For me, Ventoy is much much easier and more flexible.
I’ve used both Yumi and Rufus before, don’t remember which last, but this looks to simplify things a lot. Will have to check it out.
The Ventoy software does not work on Windows XP Professional with Service Pack 3 (tested various versions).
I just ran into this myself.. trying to use the latest Ventoy download via an old Dell Vostro core2 duo Win XP Pro 32 and new USB flash drive to install Win10 Pro English onto a new 10th gen laptop that has preinstalled Chinese version of Win 10. Any suggestions? Rufus or.. ?

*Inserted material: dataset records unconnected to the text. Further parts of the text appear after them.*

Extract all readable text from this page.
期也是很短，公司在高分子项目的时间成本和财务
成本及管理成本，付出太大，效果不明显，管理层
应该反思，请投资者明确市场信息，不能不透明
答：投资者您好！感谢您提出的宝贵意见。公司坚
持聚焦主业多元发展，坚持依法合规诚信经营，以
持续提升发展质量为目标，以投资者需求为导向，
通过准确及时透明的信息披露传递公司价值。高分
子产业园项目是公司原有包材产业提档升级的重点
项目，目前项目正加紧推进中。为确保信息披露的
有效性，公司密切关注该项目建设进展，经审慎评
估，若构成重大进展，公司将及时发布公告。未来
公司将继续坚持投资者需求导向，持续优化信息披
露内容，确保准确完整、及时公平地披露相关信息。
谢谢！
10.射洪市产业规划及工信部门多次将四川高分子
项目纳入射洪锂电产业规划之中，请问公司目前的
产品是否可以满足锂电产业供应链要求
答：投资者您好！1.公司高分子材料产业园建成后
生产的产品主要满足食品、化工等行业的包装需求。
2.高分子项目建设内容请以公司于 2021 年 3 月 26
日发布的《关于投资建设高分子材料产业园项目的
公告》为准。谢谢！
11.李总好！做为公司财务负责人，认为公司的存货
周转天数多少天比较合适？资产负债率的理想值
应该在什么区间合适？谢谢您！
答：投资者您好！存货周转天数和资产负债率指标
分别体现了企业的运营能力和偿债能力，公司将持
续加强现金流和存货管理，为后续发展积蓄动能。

He has a live ISO , so burn that ISO to a USB with Rufus or Etcher (or whatever) boot it and create your Ventoy USB (that be used with multi ISOs over and over.)
Ventoy is a game changer, a revolution for many users dealing with ISO files (windows, linux, etc.).
Using Rufus before (which is a very good tool already), I was frustrated by the fact that you need to install the content of the ISO file on the USB drive. This was so slooooww, especially with big ISOs such as Windows. And only one OS was accessible from the drive.
With ventoy, I just install the program, which format the USB drive in 2 partitions, then I can drag’n drop as many ISOs as I want in the second partition. Benefits: I can test several linux distros (including maintenance or repair or antivirus ISOs) AND install Win10 from its ISOs in different flavours, using just ONE SINGLE USB drive (and not as many as many ISOs with previous solutions).
Ventoy is a time AND money saver !
[Using Rufus before (which is a very good tool already), I was frustrated by the fact that you need to
install the content of the ISO file on the USB drive.]
I’m really confused by your statement. If the ISO file isn’t installed on the USB, how are you going to run the ISO, Cloud network support?
Of course the .iso file eg. Windows OS iso needs to be on the USB if you want to install Windows via USB.